Rethinking the data center cluster: The CamCube approach


Why do we build data center clusters in the way that we do? I will describe some of the work we are currently doing in the CamCube project which aims to build, from the ground up, a new data center cluster architecture designed to make it easier to create the large-scale services run on these clusters.

CamCube liberally borrows ideas from high performance computing, distributed systems and networking and represents a very different design point that blatantly violates many accepted norms of data center cluster architecture.
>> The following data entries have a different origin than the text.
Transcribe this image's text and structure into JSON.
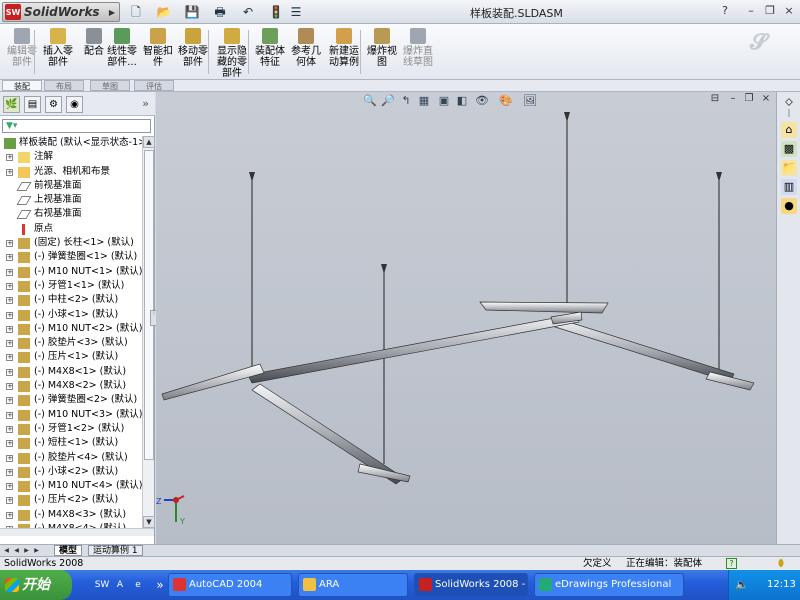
{
  "app": {
    "logo_text": "SolidWorks",
    "logo_badge": "SW",
    "document_title": "样板装配.SLDASM",
    "help": "?",
    "minimize": "–",
    "restore": "❐",
    "close": "×"
  },
  "command_manager": {
    "buttons": [
      {
        "label1": "编辑零",
        "label2": "部件",
        "enabled": false,
        "color": "#9ea6b2"
      },
      {
        "label1": "插入零",
        "label2": "部件",
        "enabled": true,
        "color": "#d8b24a"
      },
      {
        "label1": "配合",
        "label2": "",
        "enabled": true,
        "color": "#8a8f98"
      },
      {
        "label1": "线性零",
        "label2": "部件...",
        "enabled": true,
        "color": "#5a9a5a"
      },
      {
        "label1": "智能扣",
        "label2": "件",
        "enabled": true,
        "color": "#caa24a"
      },
      {
        "label1": "移动零",
        "label2": "部件",
        "enabled": true,
        "color": "#c9a43c"
      },
      {
        "label1": "显示隐",
        "label2": "藏的零",
        "label3": "部件",
        "enabled": true,
        "color": "#d1aa41"
      },
      {
        "label1": "装配体",
        "label2": "特征",
        "enabled": true,
        "color": "#6e9e5c"
      },
      {
        "label1": "参考几",
        "label2": "何体",
        "enabled": true,
        "color": "#b18a55"
      },
      {
        "label1": "新建运",
        "label2": "动算例",
        "enabled": true,
        "color": "#d2a04b"
      },
      {
        "label1": "爆炸视",
        "label2": "图",
        "enabled": true,
        "color": "#b89a55"
      },
      {
        "label1": "爆炸直",
        "label2": "线草图",
        "enabled": false,
        "color": "#9ea6b2"
      }
    ],
    "tabs": [
      "装配",
      "布局",
      "草图",
      "评估"
    ]
  },
  "feature_manager": {
    "filter_icon": "filter-icon",
    "root": "样板装配 (默认<显示状态-1>",
    "items": [
      {
        "label": "注解",
        "expand": true,
        "icon": "annotation"
      },
      {
        "label": "光源、相机和布景",
        "expand": true,
        "icon": "folder"
      },
      {
        "label": "前视基准面",
        "expand": false,
        "icon": "plane"
      },
      {
        "label": "上视基准面",
        "expand": false,
        "icon": "plane"
      },
      {
        "label": "右视基准面",
        "expand": false,
        "icon": "plane"
      },
      {
        "label": "原点",
        "expand": false,
        "icon": "origin"
      },
      {
        "label": "(固定) 长柱<1> (默认)",
        "expand": true,
        "icon": "part"
      },
      {
        "label": "(-) 弹簧垫圈<1> (默认)",
        "expand": true,
        "icon": "part"
      },
      {
        "label": "(-) M10 NUT<1> (默认)",
        "expand": true,
        "icon": "part"
      },
      {
        "label": "(-) 牙管1<1> (默认)",
        "expand": true,
        "icon": "part"
      },
      {
        "label": "(-) 中柱<2> (默认)",
        "expand": true,
        "icon": "part"
      },
      {
        "label": "(-) 小球<1> (默认)",
        "expand": true,
        "icon": "part"
      },
      {
        "label": "(-) M10 NUT<2> (默认)",
        "expand": true,
        "icon": "part"
      },
      {
        "label": "(-) 胶垫片<3> (默认)",
        "expand": true,
        "icon": "part"
      },
      {
        "label": "(-) 压片<1> (默认)",
        "expand": true,
        "icon": "part"
      },
      {
        "label": "(-) M4X8<1> (默认)",
        "expand": true,
        "icon": "part"
      },
      {
        "label": "(-) M4X8<2> (默认)",
        "expand": true,
        "icon": "part"
      },
      {
        "label": "(-) 弹簧垫圈<2> (默认)",
        "expand": true,
        "icon": "part"
      },
      {
        "label": "(-) M10 NUT<3> (默认)",
        "expand": true,
        "icon": "part"
      },
      {
        "label": "(-) 牙管1<2> (默认)",
        "expand": true,
        "icon": "part"
      },
      {
        "label": "(-) 短柱<1> (默认)",
        "expand": true,
        "icon": "part"
      },
      {
        "label": "(-) 胶垫片<4> (默认)",
        "expand": true,
        "icon": "part"
      },
      {
        "label": "(-) 小球<2> (默认)",
        "expand": true,
        "icon": "part"
      },
      {
        "label": "(-) M10 NUT<4> (默认)",
        "expand": true,
        "icon": "part"
      },
      {
        "label": "(-) 压片<2> (默认)",
        "expand": true,
        "icon": "part"
      },
      {
        "label": "(-) M4X8<3> (默认)",
        "expand": true,
        "icon": "part"
      },
      {
        "label": "(-) M4X8<4> (默认)",
        "expand": true,
        "icon": "part"
      }
    ]
  },
  "model_tabs": [
    "模型",
    "运动算例 1"
  ],
  "status_bar": {
    "app_name": "SolidWorks 2008",
    "state": "欠定义",
    "editing": "正在编辑：装配体",
    "help_icon": "?"
  },
  "taskbar": {
    "start_label": "开始",
    "tasks": [
      {
        "label": "AutoCAD 2004",
        "color": "#d33"
      },
      {
        "label": "ARA",
        "color": "#f0c040"
      },
      {
        "label": "SolidWorks 2008 - [...",
        "color": "#c62020",
        "active": true
      },
      {
        "label": "eDrawings Professional",
        "color": "#2a7"
      }
    ],
    "clock": "12:13"
  },
  "triad": {
    "z": "Z",
    "y": "Y",
    "x": "X"
  }
}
The talk will motivate the design choices, including the use of a direct connect network (as used in HPC) and a new network stack that incorporates key-based routing functionallity.

In order to demonstrate the potential of CamCube, we will describe a number of services that have been written for CamCube, including a MapReduce-like service, that provide significantly better performance when run on CamCube compared to a traditional cluster.

About the speaker:

For the last 11 or so years Ant Rowstron has been working as a researcher at Microsoft Research in Cambridge, UK where he is now a Principal Researcher and co-leads the Systems and Networking Group.

His research interests are broad, covering the spectrum of systems, distributed systems and networking, but he is best known for his work on structured overlays and distributed hash tables.

He received an MEng degree in Computer Systems and Software Engineering in 1993 from the University of York, UK, and a DPhil degree in Computer Science in 1996 from the University of York, UK. In 1996 he moved to the Computer Laboratory at Cambridge University, UK as a Research Associate and then moved to the Laboratory for Communications Engineering in the Engineering Department, Cambridge University, UK as a Senior Research Associate. Since 1999 he has worked at Microsoft Research in Cambridge, UK.